A Shropshire charcoal business is expanding into an innovative new market with help from a series of programmes supported by the Marches Local Enterprise Partnership.
Caradoc Charcoal – which was formed in 2019 by directors Charlotte Smith and Kevin Fryer – has earned a national reputation for the quality of the charcoal it produces at its base in the Stretton Hills.
Now the company is also selling a by-product of the charcoal manufacturing process called biochar as a soil improver and animal feed after receiving a package of help through the Marches LEP and its business support service, the Marches Growth Hub.
The company, from Leebotwood, near Shrewsbury, was awarded £10,000 from the Small Equipment Grant Scheme to help purchase a special sifting machine to grade the biochar into usable sizes.
The grant also helped buy a bagging and weighing machine to upgrade their existing system, enabling them to bag both their charcoal products and new biochar products.
Alongside the Small Equipment Grant, the company was also supported by the Energy and Bioproducts Research Institute (EBRI) based at Aston University which ran extensive tests on its biochar products to ensure they met the required standards for use.
EBRI offers help for businesses in the Marches to develop low carbon products and services from redundant material, such as manufacturing, agricultural, packaging, food and drink waste.
And it also received help from CREST – The Centre for Research into Environmental Science and Technology at University Centre Shrewsbury – which carried out detailed research into the biochar, including the cost of processing, use of additives as a binding agent and market interest in the product. Research is now continuing to explore if the addition of biochar has an impact on milk yield/quality and cow/calf health.
CREST provides research and innovation support to small and medium enterprises across Shropshire and Telford & Wrekin to develop and test new products, processes or services which relate to the environmental science and technology sector.
All the programmes are supported by the Marches LEP and Marches Growth Hub as part of their business support programme, and receive European Regional Development Fund assistance.
Charlotte Smith said the Small Equipment Grant and research help meant the company had been able to take on a new member of staff and bring the new biochar product to market.
“The help we have received through the grant scheme and the other programmes has made a huge difference to our development. We produce a high-quality 100 per cent natural product, with a minimal carbon footprint, which has big environmental advantages over much of the imported charcoal used in this country.
“This help means that even our bi-product can be put to an environmentally-productive use, improving the soil and even neutralising methane in animals’ stomachs when it is introduced to their feed.”
Rachel Laver, Marches LEP chief executive, said Caradoc Charcoal was an excellent example of the positive benefits of accessing support available through schemes promoted by the Marches Growth Hub.

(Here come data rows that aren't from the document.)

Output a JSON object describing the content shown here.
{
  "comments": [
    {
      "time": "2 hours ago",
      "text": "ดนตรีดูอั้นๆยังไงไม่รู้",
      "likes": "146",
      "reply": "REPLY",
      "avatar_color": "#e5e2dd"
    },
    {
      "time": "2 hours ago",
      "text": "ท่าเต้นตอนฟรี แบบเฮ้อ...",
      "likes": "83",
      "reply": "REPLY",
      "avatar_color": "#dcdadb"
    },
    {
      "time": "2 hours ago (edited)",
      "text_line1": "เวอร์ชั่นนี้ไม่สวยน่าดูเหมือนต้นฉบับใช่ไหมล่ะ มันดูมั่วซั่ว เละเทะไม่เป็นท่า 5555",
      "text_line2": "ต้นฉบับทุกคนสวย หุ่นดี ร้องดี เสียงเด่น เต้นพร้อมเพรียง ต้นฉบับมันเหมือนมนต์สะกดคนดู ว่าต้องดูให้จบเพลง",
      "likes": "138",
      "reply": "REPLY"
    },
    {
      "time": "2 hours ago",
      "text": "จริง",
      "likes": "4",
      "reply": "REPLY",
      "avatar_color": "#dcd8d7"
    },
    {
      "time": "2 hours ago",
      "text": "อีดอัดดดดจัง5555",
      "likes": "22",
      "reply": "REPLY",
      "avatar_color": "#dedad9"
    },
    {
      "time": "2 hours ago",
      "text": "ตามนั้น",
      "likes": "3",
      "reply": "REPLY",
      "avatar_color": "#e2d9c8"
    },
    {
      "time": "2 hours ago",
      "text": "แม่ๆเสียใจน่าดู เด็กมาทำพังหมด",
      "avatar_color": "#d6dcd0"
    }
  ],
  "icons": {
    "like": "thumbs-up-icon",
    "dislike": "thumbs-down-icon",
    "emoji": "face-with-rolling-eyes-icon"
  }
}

“The hub has access to a huge range of support, advice and funding and can help businesses of all sizes and sectors meet their ambitions to grow. The support that Cardoc Charcoal has received through a variety of programmes is a small indication of what we can offer.”
Small Equipment Grant programme manager Caroline Cattle said Caradoc Charcoal was the latest success story for the scheme.
“The Small Equipment Grant is helping companies across the Marches purchase the machinery they need to grow and we would urge any business in the region which meets the criteria to investigate how it can help them.”